Hailing the ruling as a strike for "environmental justice," plaintiffs known as the Amazon Defense Front and their lawyers successfully convinced a judge in Lago Agrio, an Ecuadorean jungle town locally known as a supplying station for Colombia's FARC terrorists, that mighty Chevron, whose Texaco subsidiary drilled the rain forest from 1964 to 1990, irreparably polluted the rain forest with its drilling operations. That entitled the activists to $8.64 billion.

The verdict has been hailed as the biggest environmental court payout of all time, nearly tripling that for the Exxon-Valdez cleanup, and a ruling that will change the callous way in which Big Oil does business.

In reality, it's a fraud.
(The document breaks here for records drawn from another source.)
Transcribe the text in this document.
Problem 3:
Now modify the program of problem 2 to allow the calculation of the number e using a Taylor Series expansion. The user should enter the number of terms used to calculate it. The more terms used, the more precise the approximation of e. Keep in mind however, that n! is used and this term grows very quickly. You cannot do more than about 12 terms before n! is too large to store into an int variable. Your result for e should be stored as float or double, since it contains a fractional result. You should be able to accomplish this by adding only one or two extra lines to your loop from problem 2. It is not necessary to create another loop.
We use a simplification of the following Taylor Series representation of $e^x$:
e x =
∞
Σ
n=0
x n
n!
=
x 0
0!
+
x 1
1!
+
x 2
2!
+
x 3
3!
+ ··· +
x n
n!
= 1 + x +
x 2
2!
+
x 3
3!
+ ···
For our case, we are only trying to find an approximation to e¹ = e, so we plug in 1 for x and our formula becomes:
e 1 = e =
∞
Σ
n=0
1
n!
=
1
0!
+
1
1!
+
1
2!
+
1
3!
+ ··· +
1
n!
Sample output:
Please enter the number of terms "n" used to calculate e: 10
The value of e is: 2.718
Texaco spent $40 million to clean up its rain forest operations in the 1990s, before it was bought by Chevron, and in 1998 Chevron was released by the government from all future liability.

That should have ended it. But with a weak legal system in which players were easily manipulated by Ecuador's leftist government, and a raft of white-shoe lawyers and hipster consultants from the U.S. looking for a big payday, it didn't.

Chevron has had to spend millions defending itself while the plaintiffs have been repeatedly caught in embarrassing acts of fraud and collusion with the Ecuadorean government and its courts.

It's been so bad - an Ecuadorean judge was caught on candid camera telling plaintiffs the fix was in on his future ruling, and an "independent assessor" was caught on film outtakes colluding with plaintiffs - that the entire court system is clearly compromised.

After yet another instance of collusion, Chevron has managed to secure a restraining order from a U.S. judge on payouts and another from an international arbiter in The Hague. But it isn't out of the woods yet. Both orders are temporary, and the first appeals court Chevron will face in Sucumbios is likely to feature the same Ecuadorean judge caught on camera dealing with plaintiffs.

Even if Chevron wins as it should at the international arbitration level in The Hague, the case sets a disturbing precedent for frivolous and expensive litigation by activists that is sure to be repeated and advanced.

In essence, activists took advantage of Ecuador's comically corrupt court system to link its rulings to the internationally recognized standard that law-abiding companies such as Chevron follow.

The creative use of Ecuador to advance fantasy rulings and make political statements threatens not just Chevron but the concept of foreign investment and the benefits it transfers to Third World countries.

It also gives Ecuador a free pass, which explains why its president has openly supported the plaintiffs. By falsely blaming Chevron, Ecuadoreans deflect scrutiny of their own state oil company and the role it has played in polluting the rain forest.

To them, it's as good as dipping into Chevron's coffers. To the rest of us, it oozes banana republic corruption.